The warning is issued by the Federal Bureau of Investigation (FBI), the Cybersecurity and Infrastructure Security Agency (CISA) and the Multi-State Information Sharing and Analysis Center (MS-ISAC), based on evidence of cyberattacks from K-12 institutions.

Schools throughout the county have been the target of ransomware attacks that lock computers until a ransom is paid, and after the pandemic they switched to remote classes. According to guidance from the FBI, the Department of Homeland Security and the Multi-State Information Sharing Analysis Center, hackers have also stolen and threatened to release sensitive student data unless institutions pay a ransom.

In order to launch attacks, hackers are expected to continue attempting to exploit remote learning, authorities said.

Ryuk, Maze, Nefilim, AKO, and REvil were the most prevalent ransomware families impacting K-12 institutions between January and September, based on data aggregated from both open-source and third party incident reports.

Multiple malware strains were delivered by non-targeted attacks against this sector, the most common being Shalyer, ZeuS, Agent Tesla, NanoCore, and cryptocurrency miners.

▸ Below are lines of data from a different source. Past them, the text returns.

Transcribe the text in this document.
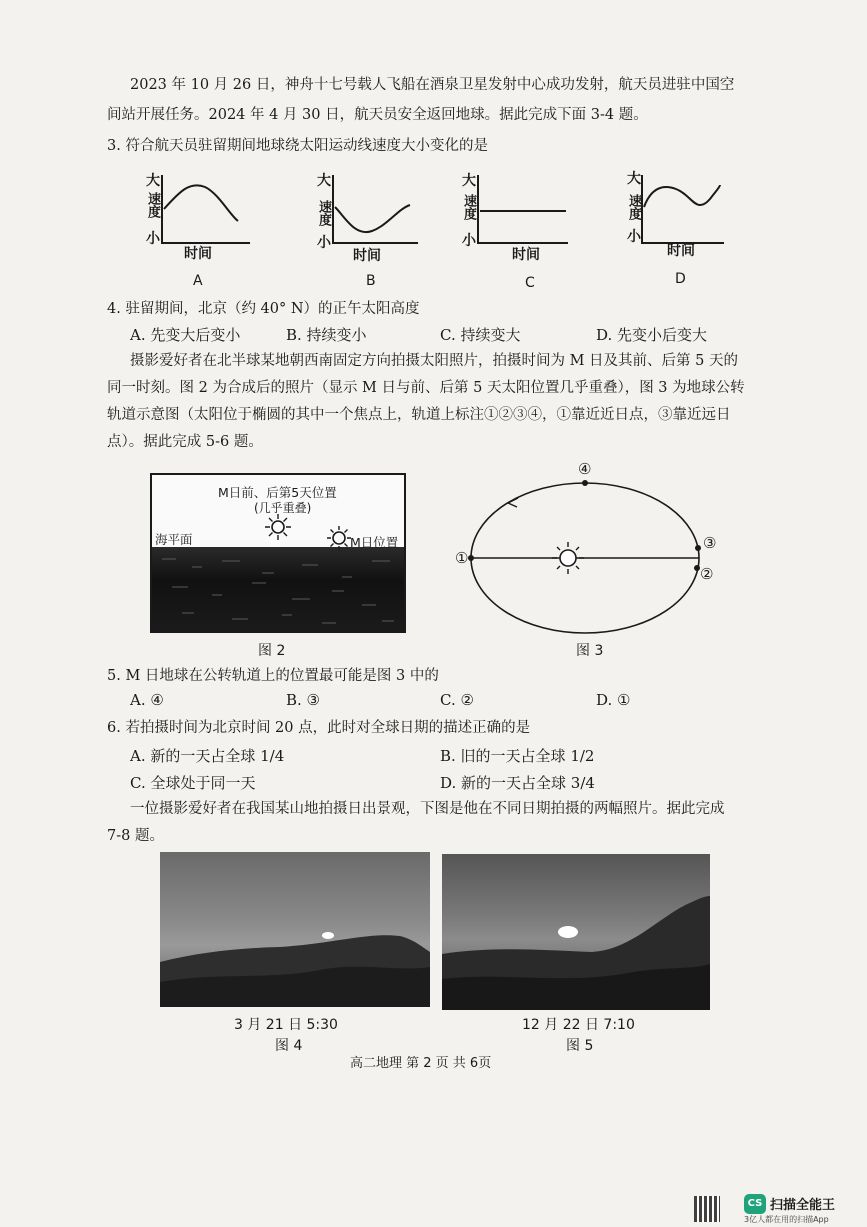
2023 年 10 月 26 日，神舟十七号载人飞船在酒泉卫星发射中心成功发射，航天员进驻中国空
间站开展任务。2024 年 4 月 30 日，航天员安全返回地球。据此完成下面 3-4 题。
3. 符合航天员驻留期间地球绕太阳运动线速度大小变化的是
大
速度
小
时间
A
大
速度
小
时间
B
大
速度
小
时间
C
大
速度
小
时间
D
4. 驻留期间，北京（约 40° N）的正午太阳高度
A. 先变大后变小	B. 持续变小	C. 持续变大	D. 先变小后变大
摄影爱好者在北半球某地朝西南固定方向拍摄太阳照片，拍摄时间为 M 日及其前、后第 5 天的
同一时刻。图 2 为合成后的照片（显示 M 日与前、后第 5 天太阳位置几乎重叠），图 3 为地球公转
轨道示意图（太阳位于椭圆的其中一个焦点上，轨道上标注①②③④，①靠近近日点，③靠近远日
点）。据此完成 5-6 题。
M日前、后第5天位置
(几乎重叠)
海平面	M日位置
图 2
①
②
③
④
图 3
5. M 日地球在公转轨道上的位置最可能是图 3 中的
A. ④	B. ③	C. ②	D. ①
6. 若拍摄时间为北京时间 20 点，此时对全球日期的描述正确的是
A. 新的一天占全球 1/4	B. 旧的一天占全球 1/2
C. 全球处于同一天	D. 新的一天占全球 3/4
一位摄影爱好者在我国某山地拍摄日出景观，下图是他在不同日期拍摄的两幅照片。据此完成
7-8 题。
3 月 21 日 5:30
图 4
12 月 22 日 7:10
图 5
高二地理 第 2 页 共 6页
CS 扫描全能王
3亿人都在用的扫描App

The advisory also warns that schools have been targeted by distributed denial-of-service (DDoS) attacks that can overwhelm a traffic network and force it to slow down or go completely offline. “The availability of DDoS-for-hire services provides opportunities for any motivated malicious cyber-actor to conduct disruptive attacks regardless of experience level,” officials said in the advisory.

The FBI, CISA, and MS-ISAC also highlight risks related to social engineering carried through phishing, domain typosquatting, against students, parents, faculty, IT personnel, or other people involved in distance learning.

It is also a cause for concern that uninvited visitors crash video classes, known as “zoombombing,” According to the advisory, the FBI and DHS received reports of outsiders crashing remote learning calls and “verbally harassing students and teachers, displaying pornography and/or violent images, and doxing meeting attendees.” Doxing involves posting someone’s personal information on the internet maliciously.

The government alert provides a detailed set of actions to be taken by K-12 educational institutions, along with Snort signatures created by CISA to detect and protect against detected malware attacks; other security measures should be accompanied by the rules.